Co ważne, dwaj strażnicy pilnujący jej byli w sztok pijani.

Stan upojenia alkoholowego, który wyczuł jaszczur z pewnością musiał w jakiś sposób oddziaływać na strażników... o ile nie znali mistycznej sztuki walki "pijanego mistrza", z pewnością ich koordynacja ruchowa musiała być delikatnie zakłócona, co też gad zechciał wykorzystać...\

Jeden ze strażników wyciągnął sztylet i rzucił się na Jaszczura, drugi z kolei kilka sekund walczył ze swoim mieczem, po czym dobywszy go również rzucił się na wędrowca.

Salazar nie pozostał obojętny, niemniej jednak nie chciał zabić strażników, nie chciał kolejnych kłopotów. Rzucił się na pierwszego pędzącego strażnika ze sztyletem. Ten pędził i wymachiwał w krwawym pijackim szale chcąc dźgnąć wojownika.
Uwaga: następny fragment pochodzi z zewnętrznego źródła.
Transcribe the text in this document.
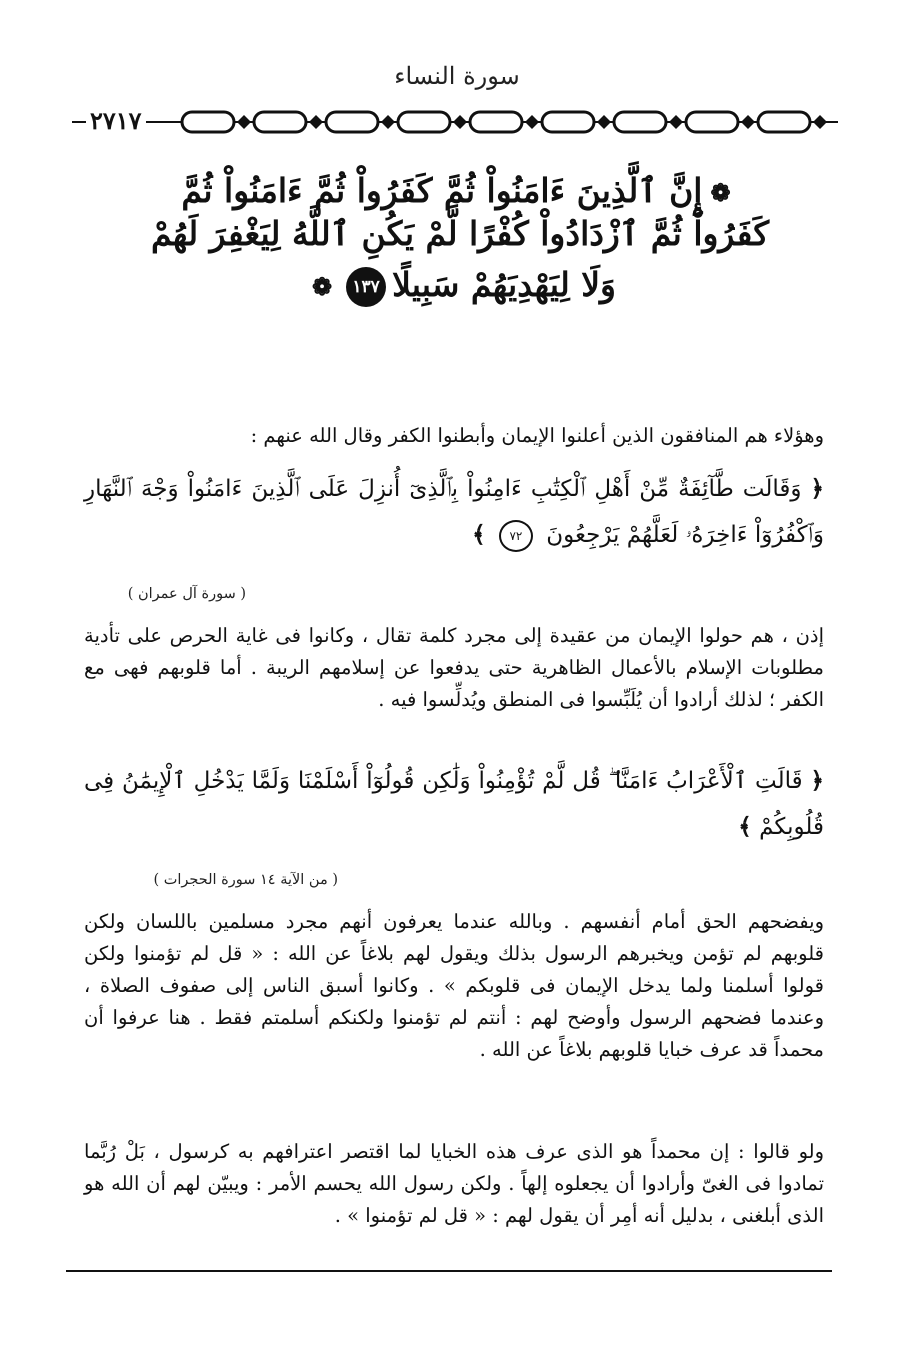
سورة النساء
٢٧١٧
❁إِنَّ ٱلَّذِينَ ءَامَنُواْ ثُمَّ كَفَرُواْ ثُمَّ ءَامَنُواْ ثُمَّ
كَفَرُواْ ثُمَّ ٱزْدَادُواْ كُفْرًا لَّمْ يَكُنِ ٱللَّهُ لِيَغْفِرَ لَهُمْ
وَلَا لِيَهْدِيَهُمْ سَبِيلًا١٣٧❁
وهؤلاء هم المنافقون الذين أعلنوا الإيمان وأبطنوا الكفر وقال الله عنهم :
﴿ وَقَالَت طَّآئِفَةٌ مِّنْ أَهْلِ ٱلْكِتَٰبِ ءَامِنُواْ بِٱلَّذِىٓ أُنزِلَ عَلَى ٱلَّذِينَ ءَامَنُواْ وَجْهَ ٱلنَّهَارِ وَٱكْفُرُوٓاْ ءَاخِرَهُۥ لَعَلَّهُمْ يَرْجِعُونَ ٧٢ ﴾
( سورة آل عمران )
إذن ، هم حولوا الإيمان من عقيدة إلى مجرد كلمة تقال ، وكانوا فى غاية الحرص على تأدية مطلوبات الإسلام بالأعمال الظاهرية حتى يدفعوا عن إسلامهم الريبة . أما قلوبهم فهى مع الكفر ؛ لذلك أرادوا أن يُلَبِّسوا فى المنطق ويُدلِّسوا فيه .
﴿ قَالَتِ ٱلْأَعْرَابُ ءَامَنَّا ۖ قُل لَّمْ تُؤْمِنُواْ وَلَٰكِن قُولُوٓاْ أَسْلَمْنَا وَلَمَّا يَدْخُلِ ٱلْإِيمَٰنُ فِى قُلُوبِكُمْ ﴾
( من الآية ١٤ سورة الحجرات )
ويفضحهم الحق أمام أنفسهم . وبالله عندما يعرفون أنهم مجرد مسلمين باللسان ولكن قلوبهم لم تؤمن ويخبرهم الرسول بذلك ويقول لهم بلاغاً عن الله : « قل لم تؤمنوا ولكن قولوا أسلمنا ولما يدخل الإيمان فى قلوبكم » . وكانوا أسبق الناس إلى صفوف الصلاة ، وعندما فضحهم الرسول وأوضح لهم : أنتم لم تؤمنوا ولكنكم أسلمتم فقط . هنا عرفوا أن محمداً قد عرف خبايا قلوبهم بلاغاً عن الله .
ولو قالوا : إن محمداً هو الذى عرف هذه الخبايا لما اقتصر اعترافهم به كرسول ، بَلْ رُبَّما تمادوا فى الغىّ وأرادوا أن يجعلوه إلهاً . ولكن رسول الله يحسم الأمر : ويبيّن لهم أن الله هو الذى أبلغنى ، بدليل أنه أمِر أن يقول لهم : « قل لم تؤمنوا » .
Salazar w pełni zachował powagę sytuacji i widząc nadlatujący sztylet odskoczył w bok unikając dźgnięć. Automatycznie po wykonanym uniku obrócił się na pięcie i skoczył na strażnika, który był u jego boku wraz ze sztyletem. W wyniku tego skoku gad wylądował na strażniku, dosłownie: w wyniku skoku jaszczur wraz z strażnikiem przewrócili się. W wyniku takiego obrotu sytuacji bronie obu wypadły z rąk. Drugi strażnik był tuż przy nich i chciał wykonać pchnięcie by dźgnąć jaszczura w plecy. Salazar sturlał się z przeciwnika w kierunku obu broni, swojej i strażnika. Chwycił obie i przeturlał się jeszcze jeden obrót dalej, zatrzymał się na plecach i wykonał odbicie barkiem stając tym samym równo na nogach.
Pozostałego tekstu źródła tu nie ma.